Cytuj:
Oryginalnie napisane przez Litawor
(Post 2595659)
Rozdawanie ulotek = zaśmiecanie miasta i marnowanie papieru.
|
A my siedzimy przy kompach i marnujemy węgiel na którym opiera się większość elektrowni w Polsce. Dodatkowo zanieczyszczamy środowisko.
Cytuj:
Oryginalnie napisane przez sphinx123
(Post 2596021)
Nie znam ani jednej, examples plx. Jesteśmy w Unii Europejskiej, wszyscy są bogaci <3
@down
Masz rację, śmieszniejsza jest dziura budżetowa w państwie, gdzie istnieje 19% podatek dochodowy, (zazwyczaj) 22% VAT, CIT i akcyza.
|
Mało tego! Chcą od 2010 zwiększyć tyko nie wiadomo jeszcze które... Chodzą pogłoski, że vat do 25% LOL (częśc krajów zmniejsza podatki żeby ludzie więcej kupowali i napędzali gospodarkę...)
Cytuj:
Oryginalnie napisane przez Ulrikk
(Post 2596170)
To żyj dalej w swojej krainie mlekiem i miodem płynącej.
|
On ironizował. Tak ciężko to zauważyć?
Cytuj:
Oryginalnie napisane przez Lasooch
(Post 2596255)
Nielegalne jest chyba pod drzwi mieszkań. Osiedle, na którym ja roznoszę, ma nawet specjalne koszyki pod drzwiami na reklamy. I owszem, mam podpisaną umowę na czas określony, więc chyba nie może być nielegalne?
|
Unia Europejska nakazała w każdym bloku stworzyć specjalne skrzynki które są zwłaszcza na samym dole z większą dziurą aby można było włożyć większe gazetki. Z wkładaniem do skrzynek przy drzwiach nic mi nie wiadomo.
Cytuj:
Oryginalnie napisane przez Frapper
(Post 2596252)
No, rok temu robilem miesiac w macu. Fajna, lekka praca z dobrym zarobkiem (1450zl).
|
Ehh też chciałem w tamtym roku ale trzeba było robić książeczkę sanepidu, a nie chciało mi się. Załapałem się do muzeum, a dokładniej do monitoringu. Siedziałem i sterowałem sobie kamerami dziennie po 8 godzin. Masakra może z 30 osób przez te 8 godzin się przewinęło, czas leci tak wolno, że można umrzeć, wielkie mury i nawet w lecie było mi zimno, musiałem ubierać bluzę, a zarobiłem ~1250 złotych netto za 15 dni pracy no i jeszcze po złożeniu pita zwrócili mi te składki które pracodawca zapłacił bo pracowałem na umowę zlecenie. Może nie są to duże pieniądze ale zawsze to lepsze niż siedzenie w domu przed kompem. W sumie też siedziałem przed kompem i grałem w pająka przez 15 dni ale mi za to płacili :evul: Odnośnie budowy to mój kolega robił i mówił, że przejebane, wyciągnął 3,5k ale musiał więcej robić od tych budowlańców, ekspertów którzy pili i w karty grali. Robili tylko jak szef budowy przyjechał.
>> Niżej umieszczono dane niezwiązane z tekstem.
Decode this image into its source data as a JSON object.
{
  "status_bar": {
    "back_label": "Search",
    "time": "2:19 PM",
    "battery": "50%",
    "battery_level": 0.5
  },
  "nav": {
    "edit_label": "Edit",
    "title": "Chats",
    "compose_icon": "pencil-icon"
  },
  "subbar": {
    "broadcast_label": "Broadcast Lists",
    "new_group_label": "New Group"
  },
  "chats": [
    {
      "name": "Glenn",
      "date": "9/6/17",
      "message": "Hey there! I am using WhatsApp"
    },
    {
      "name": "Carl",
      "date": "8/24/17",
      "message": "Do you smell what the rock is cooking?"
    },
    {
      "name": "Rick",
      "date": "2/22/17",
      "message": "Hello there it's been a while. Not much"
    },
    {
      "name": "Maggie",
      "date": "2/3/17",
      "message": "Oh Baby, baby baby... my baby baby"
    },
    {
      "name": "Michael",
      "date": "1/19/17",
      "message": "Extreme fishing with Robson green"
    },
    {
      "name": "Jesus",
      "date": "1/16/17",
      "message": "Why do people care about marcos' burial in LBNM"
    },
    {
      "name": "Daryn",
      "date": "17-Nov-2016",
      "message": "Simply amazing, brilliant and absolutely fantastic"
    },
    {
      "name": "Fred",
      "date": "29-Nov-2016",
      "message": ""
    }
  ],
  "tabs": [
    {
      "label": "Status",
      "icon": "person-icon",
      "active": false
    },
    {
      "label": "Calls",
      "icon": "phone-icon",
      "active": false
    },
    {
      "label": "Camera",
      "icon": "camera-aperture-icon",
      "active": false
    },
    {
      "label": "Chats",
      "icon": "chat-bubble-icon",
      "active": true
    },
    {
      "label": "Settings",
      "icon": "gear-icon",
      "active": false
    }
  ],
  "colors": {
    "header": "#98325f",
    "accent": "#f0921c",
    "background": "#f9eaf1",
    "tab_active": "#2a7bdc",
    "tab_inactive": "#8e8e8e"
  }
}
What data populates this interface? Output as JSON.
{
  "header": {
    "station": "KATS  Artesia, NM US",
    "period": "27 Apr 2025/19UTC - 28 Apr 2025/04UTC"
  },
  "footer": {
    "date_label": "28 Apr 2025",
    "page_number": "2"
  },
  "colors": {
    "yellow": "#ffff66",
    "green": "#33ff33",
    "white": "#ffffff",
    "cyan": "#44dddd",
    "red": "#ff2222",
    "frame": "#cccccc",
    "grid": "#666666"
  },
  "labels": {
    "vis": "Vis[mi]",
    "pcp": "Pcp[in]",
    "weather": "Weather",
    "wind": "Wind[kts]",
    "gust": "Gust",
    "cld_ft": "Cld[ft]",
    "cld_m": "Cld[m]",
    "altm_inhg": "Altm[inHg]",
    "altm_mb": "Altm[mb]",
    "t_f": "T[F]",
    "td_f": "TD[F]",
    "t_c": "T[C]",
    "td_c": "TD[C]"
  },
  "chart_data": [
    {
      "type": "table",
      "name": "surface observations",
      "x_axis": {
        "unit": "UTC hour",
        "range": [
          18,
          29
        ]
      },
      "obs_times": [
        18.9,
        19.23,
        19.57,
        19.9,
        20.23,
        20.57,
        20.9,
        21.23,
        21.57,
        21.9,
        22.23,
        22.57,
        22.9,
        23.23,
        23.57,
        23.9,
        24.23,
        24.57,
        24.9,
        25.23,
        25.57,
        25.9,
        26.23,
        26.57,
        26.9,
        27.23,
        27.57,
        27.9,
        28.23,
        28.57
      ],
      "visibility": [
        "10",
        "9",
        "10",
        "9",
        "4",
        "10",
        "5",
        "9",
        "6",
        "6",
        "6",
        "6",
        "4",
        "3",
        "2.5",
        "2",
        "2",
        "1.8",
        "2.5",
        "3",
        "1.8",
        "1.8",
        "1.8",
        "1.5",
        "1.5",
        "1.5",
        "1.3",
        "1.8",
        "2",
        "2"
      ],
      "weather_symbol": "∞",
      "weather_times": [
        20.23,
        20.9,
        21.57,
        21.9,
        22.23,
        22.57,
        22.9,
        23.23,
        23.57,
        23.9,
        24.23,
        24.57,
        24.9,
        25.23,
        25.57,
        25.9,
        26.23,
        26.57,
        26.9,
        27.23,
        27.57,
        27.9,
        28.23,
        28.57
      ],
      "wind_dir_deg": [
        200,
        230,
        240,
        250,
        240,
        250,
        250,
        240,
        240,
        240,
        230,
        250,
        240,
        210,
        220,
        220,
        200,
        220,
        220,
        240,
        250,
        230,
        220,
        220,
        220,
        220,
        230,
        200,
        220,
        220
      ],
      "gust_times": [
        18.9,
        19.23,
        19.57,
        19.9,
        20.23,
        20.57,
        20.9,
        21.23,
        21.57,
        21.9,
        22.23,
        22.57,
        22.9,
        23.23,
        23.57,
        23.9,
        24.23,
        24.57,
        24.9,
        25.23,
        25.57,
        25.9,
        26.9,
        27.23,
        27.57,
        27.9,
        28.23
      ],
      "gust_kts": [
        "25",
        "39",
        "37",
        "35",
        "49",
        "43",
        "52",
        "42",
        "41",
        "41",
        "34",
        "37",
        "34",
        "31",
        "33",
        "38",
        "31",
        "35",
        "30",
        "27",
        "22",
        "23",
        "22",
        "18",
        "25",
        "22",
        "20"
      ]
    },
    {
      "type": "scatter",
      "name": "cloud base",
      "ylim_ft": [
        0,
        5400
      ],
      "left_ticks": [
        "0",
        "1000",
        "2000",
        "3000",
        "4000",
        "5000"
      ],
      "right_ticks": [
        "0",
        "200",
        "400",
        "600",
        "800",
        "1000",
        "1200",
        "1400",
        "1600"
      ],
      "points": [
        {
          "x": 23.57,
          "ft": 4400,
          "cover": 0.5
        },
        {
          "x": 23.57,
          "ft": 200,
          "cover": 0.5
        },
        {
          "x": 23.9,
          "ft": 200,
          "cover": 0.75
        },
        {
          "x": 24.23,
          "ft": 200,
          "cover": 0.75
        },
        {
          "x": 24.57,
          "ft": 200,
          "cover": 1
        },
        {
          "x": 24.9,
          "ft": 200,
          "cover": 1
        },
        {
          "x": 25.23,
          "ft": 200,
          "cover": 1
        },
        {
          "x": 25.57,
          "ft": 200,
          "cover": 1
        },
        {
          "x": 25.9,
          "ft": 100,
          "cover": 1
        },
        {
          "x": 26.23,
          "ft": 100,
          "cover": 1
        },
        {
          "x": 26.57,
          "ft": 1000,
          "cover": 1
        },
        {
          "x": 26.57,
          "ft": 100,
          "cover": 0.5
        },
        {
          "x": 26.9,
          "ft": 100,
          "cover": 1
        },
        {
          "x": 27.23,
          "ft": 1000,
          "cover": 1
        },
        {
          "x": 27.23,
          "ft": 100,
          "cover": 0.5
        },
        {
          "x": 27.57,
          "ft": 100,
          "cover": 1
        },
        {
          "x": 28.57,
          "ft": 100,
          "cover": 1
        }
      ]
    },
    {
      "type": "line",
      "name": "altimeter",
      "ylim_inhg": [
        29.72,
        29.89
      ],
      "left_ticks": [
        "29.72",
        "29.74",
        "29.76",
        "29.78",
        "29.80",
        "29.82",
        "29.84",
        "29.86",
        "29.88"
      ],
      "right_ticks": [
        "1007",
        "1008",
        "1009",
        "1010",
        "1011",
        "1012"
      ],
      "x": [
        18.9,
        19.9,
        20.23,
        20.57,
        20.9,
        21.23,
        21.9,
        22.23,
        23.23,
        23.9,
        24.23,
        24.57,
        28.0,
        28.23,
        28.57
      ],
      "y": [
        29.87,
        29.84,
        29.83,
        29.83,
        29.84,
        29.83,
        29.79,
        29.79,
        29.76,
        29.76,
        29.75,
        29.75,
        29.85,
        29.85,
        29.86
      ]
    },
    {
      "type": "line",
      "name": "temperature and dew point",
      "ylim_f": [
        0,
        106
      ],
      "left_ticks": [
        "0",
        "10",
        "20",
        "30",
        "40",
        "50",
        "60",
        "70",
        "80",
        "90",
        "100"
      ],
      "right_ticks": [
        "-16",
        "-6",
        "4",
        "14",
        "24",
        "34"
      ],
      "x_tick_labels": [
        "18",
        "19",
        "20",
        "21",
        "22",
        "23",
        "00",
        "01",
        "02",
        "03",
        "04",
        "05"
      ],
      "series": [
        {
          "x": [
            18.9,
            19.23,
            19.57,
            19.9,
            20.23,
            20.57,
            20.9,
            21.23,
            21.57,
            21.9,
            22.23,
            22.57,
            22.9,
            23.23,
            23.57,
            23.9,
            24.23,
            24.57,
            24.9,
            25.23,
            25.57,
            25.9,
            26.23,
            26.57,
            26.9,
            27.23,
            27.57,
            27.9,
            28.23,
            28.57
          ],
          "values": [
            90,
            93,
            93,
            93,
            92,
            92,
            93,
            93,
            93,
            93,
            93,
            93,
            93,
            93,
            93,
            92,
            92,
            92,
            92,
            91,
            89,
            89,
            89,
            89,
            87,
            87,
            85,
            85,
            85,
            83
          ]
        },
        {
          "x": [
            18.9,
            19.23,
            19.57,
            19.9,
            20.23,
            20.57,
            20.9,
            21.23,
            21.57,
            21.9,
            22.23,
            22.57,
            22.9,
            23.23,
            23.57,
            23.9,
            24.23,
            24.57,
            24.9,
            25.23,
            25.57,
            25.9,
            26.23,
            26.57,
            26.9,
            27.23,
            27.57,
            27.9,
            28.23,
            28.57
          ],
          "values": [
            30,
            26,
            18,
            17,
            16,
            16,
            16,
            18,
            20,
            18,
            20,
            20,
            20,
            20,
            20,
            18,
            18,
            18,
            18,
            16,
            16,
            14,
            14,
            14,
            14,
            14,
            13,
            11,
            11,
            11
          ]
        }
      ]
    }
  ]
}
Kiedyś też robiłem ze znajomym przy pakowaniu pustych palet i skrzynek po piwach do tirów. W sumie fajnie było i 100 za dzeń (od 10 do 12 godzin) ale robiliśmy tylko w weekendy i często mieliśmy przerwy bo jak szybko się załadowało tira i nie było kolejnego przez godzinę to mieliśmy firmową restaurację i talony na żarcie i to całkiem dobre.
Ogólnie jak popracuje się fizycznie to zwiększa się ochota do nauki bo popracować w wakacje jest fajnie ale do końca życia to nie chciałbym ciężko pracować :D
W tym roku chciałem spróbować popracować w helpdesku tp bo miałem okazję ale jednak zrezygnowałem bo nie wiem czy wytrzymam tłumaczenie ludziom dlaczego im Internet nawalił. Jeśli ktoś się nie zna na komputerach, a takich ludzi pełno to wydzwaniają z pretensjami, że net nie działa, a zapewne sami coś zepsuli jak w 99% przypadków. Trzeba być cierpliwym i idiotoodpornym - ja raczej taki nie jestem.